Yongbok yorgun olsa da heyecandan bu yorgunluk tamamen yok oluyordu. Gülümsedi ve müzik sistemine yaklaştı. Plaklardan birini aldı ve çalması için pikaba yerleştirdi. Çalmaya başlayan müzikle gözlerini mutlulukla kısacık bir an kapattı. Oturma alanına geçti ve Chan'ın yanına oturdu.

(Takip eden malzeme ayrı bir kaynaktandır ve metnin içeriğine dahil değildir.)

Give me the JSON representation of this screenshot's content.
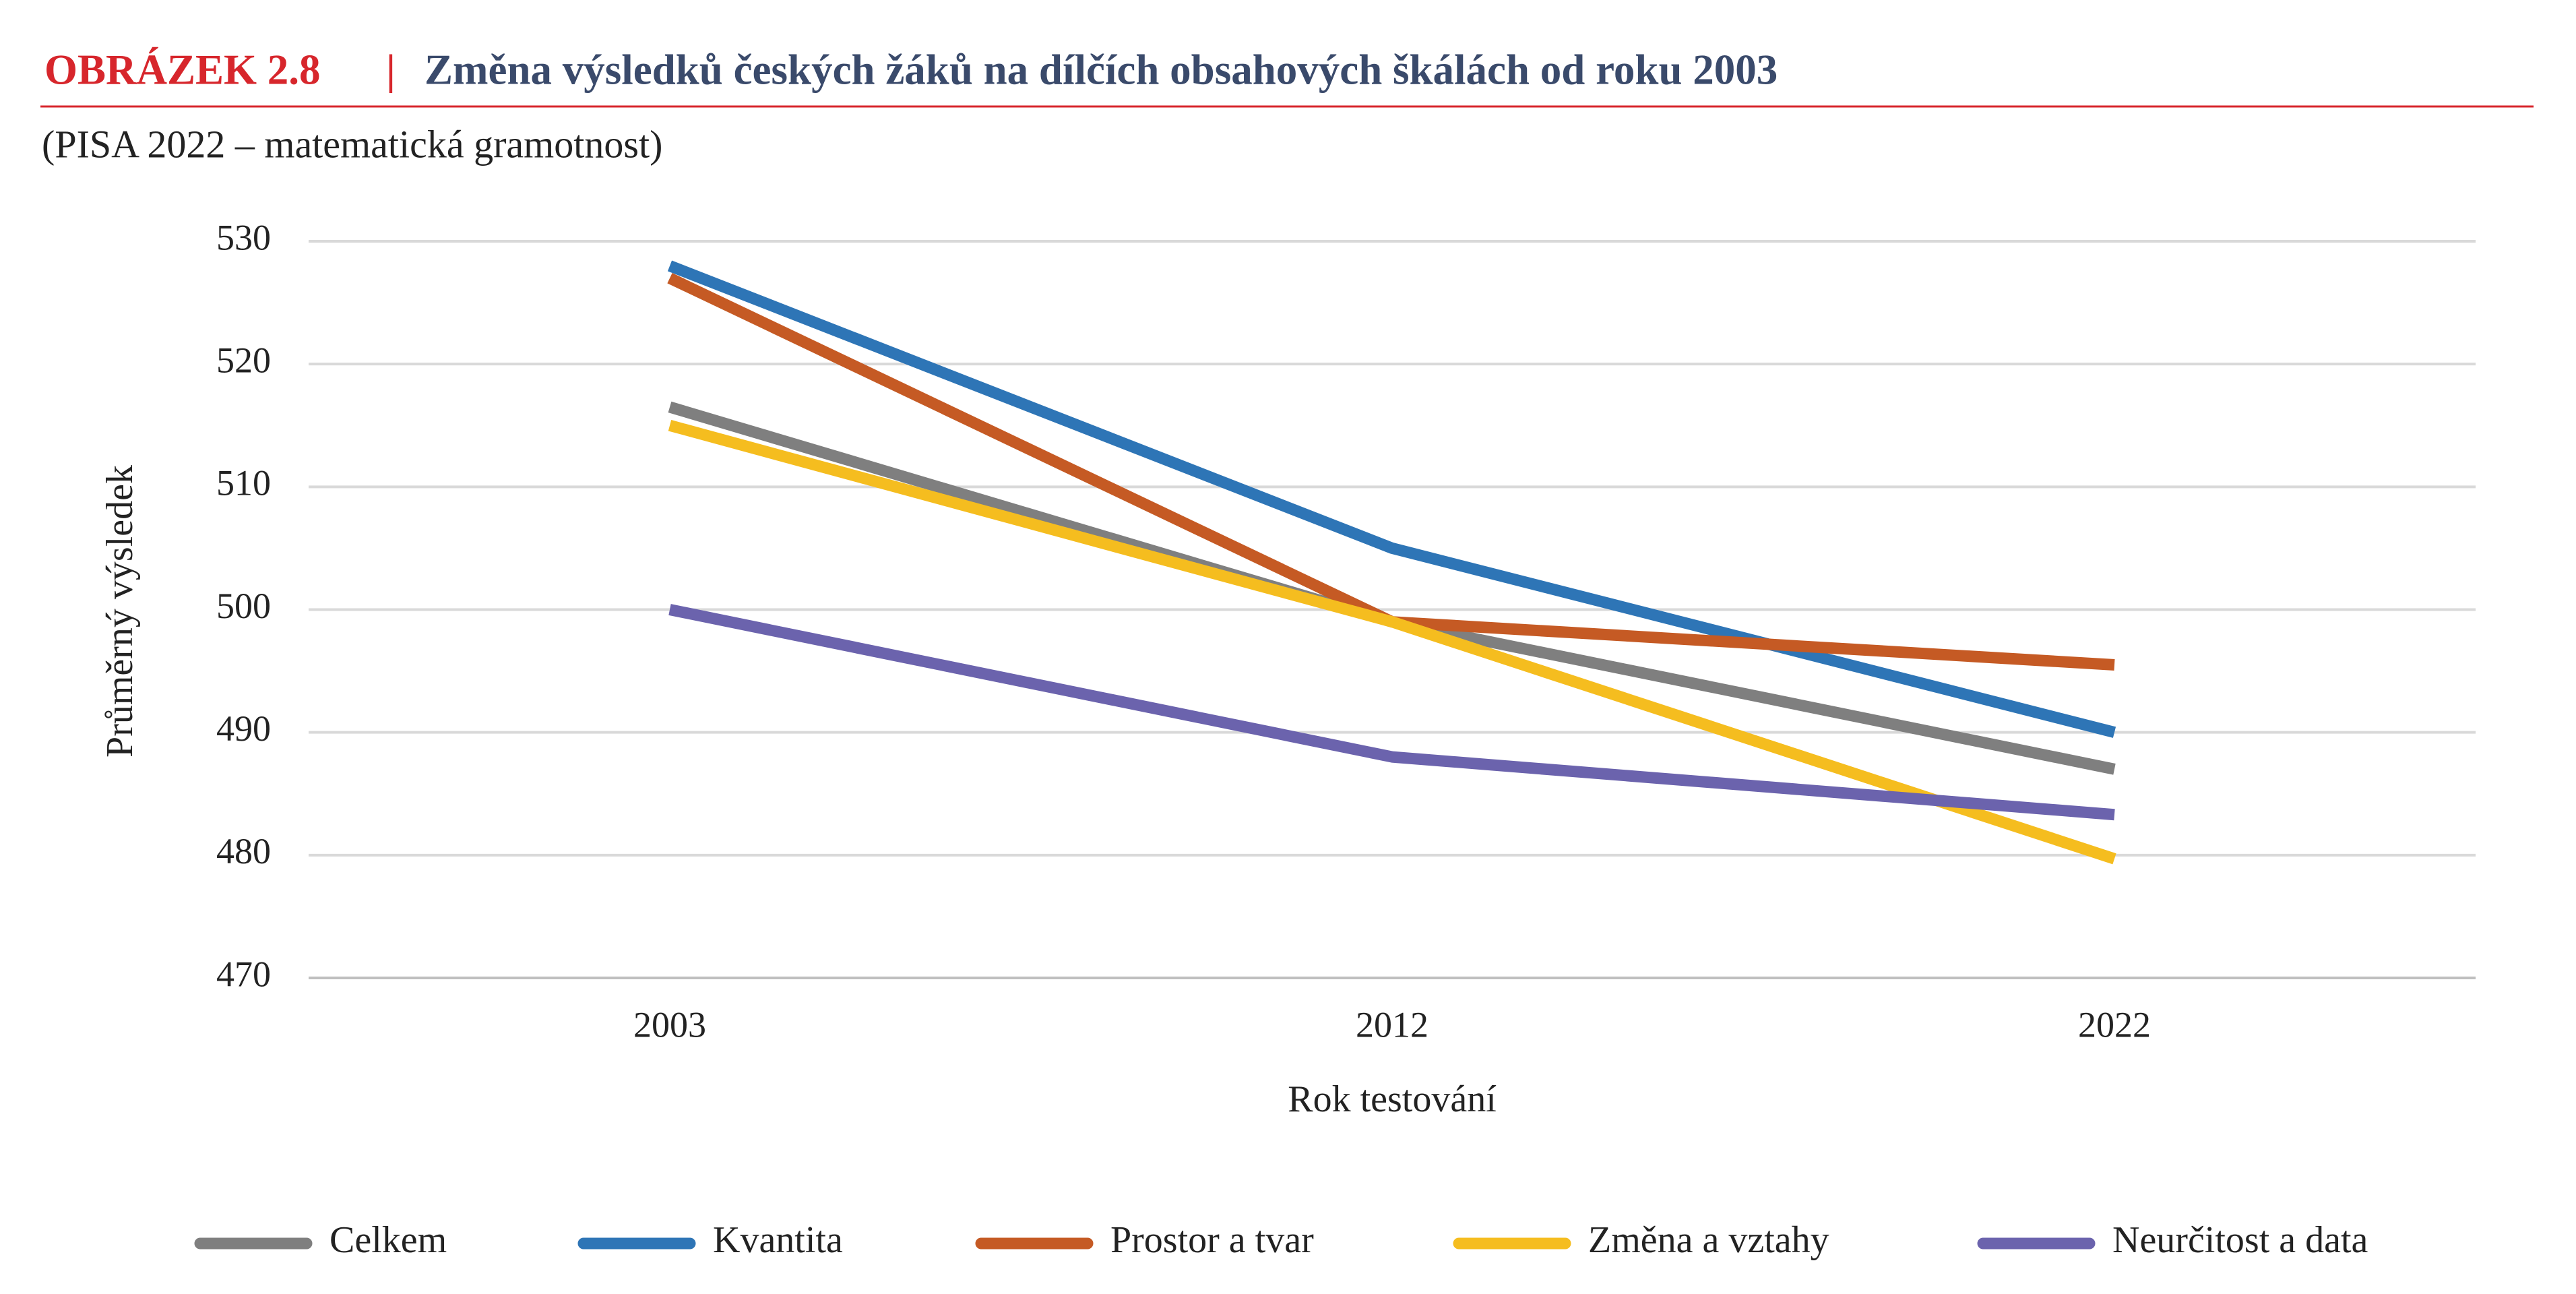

''Işıklara bak nasılda sallanıp şölene çeviriyorlar çiçekleri''
''Dans ediyorlar beraber'' dedi Yongbok ışıklara bakıp gülümsedi.
''Güneş gibi parlıyorsun çiçeklere seninle solmak mümkün değil gibi''
Ona bakıp gözlerini izledi Yongbok. Chan ayağa kalkıp elini uzattı sarışına. Kendine doğru çekip ayağa kaldırdı. Elini tutup omzuna koydu ve dans etmeye başladı. Yongbok pek bilmese de ona uyum sağlayıp adım atmaya başladı. İkili dans ediyorlardı ışıkların altında çiçeklerle.
''Bu güzel manzara içinde tek güzel yıldız sensin'' dedi Chan.
''Bu romantikliğinizi neye borçluyuz?''
Kaşlarını çattı ve sonra güldü. Cevap vermedi büyük olan ve danslarına devam ettiler. Şarkı bittiğinde birbirinden ayrıldılar ve bir süre sessizce oturup birbirine bakındılar fakat ikisi de konuşmadı.
♡
''Dans mı ettiniz? öpüşmeden?''
''Evet'' dedi Yongbok ve çiçeklerini sevdi. Jisung dükkanda dolanıyor bir yandan isyan ediyordu ona yine.
''Ben artık oyuncak bebek öpüştürürcesine sizi tutup birleştireceğim'' dedi isyankar bir gülümsemeyle.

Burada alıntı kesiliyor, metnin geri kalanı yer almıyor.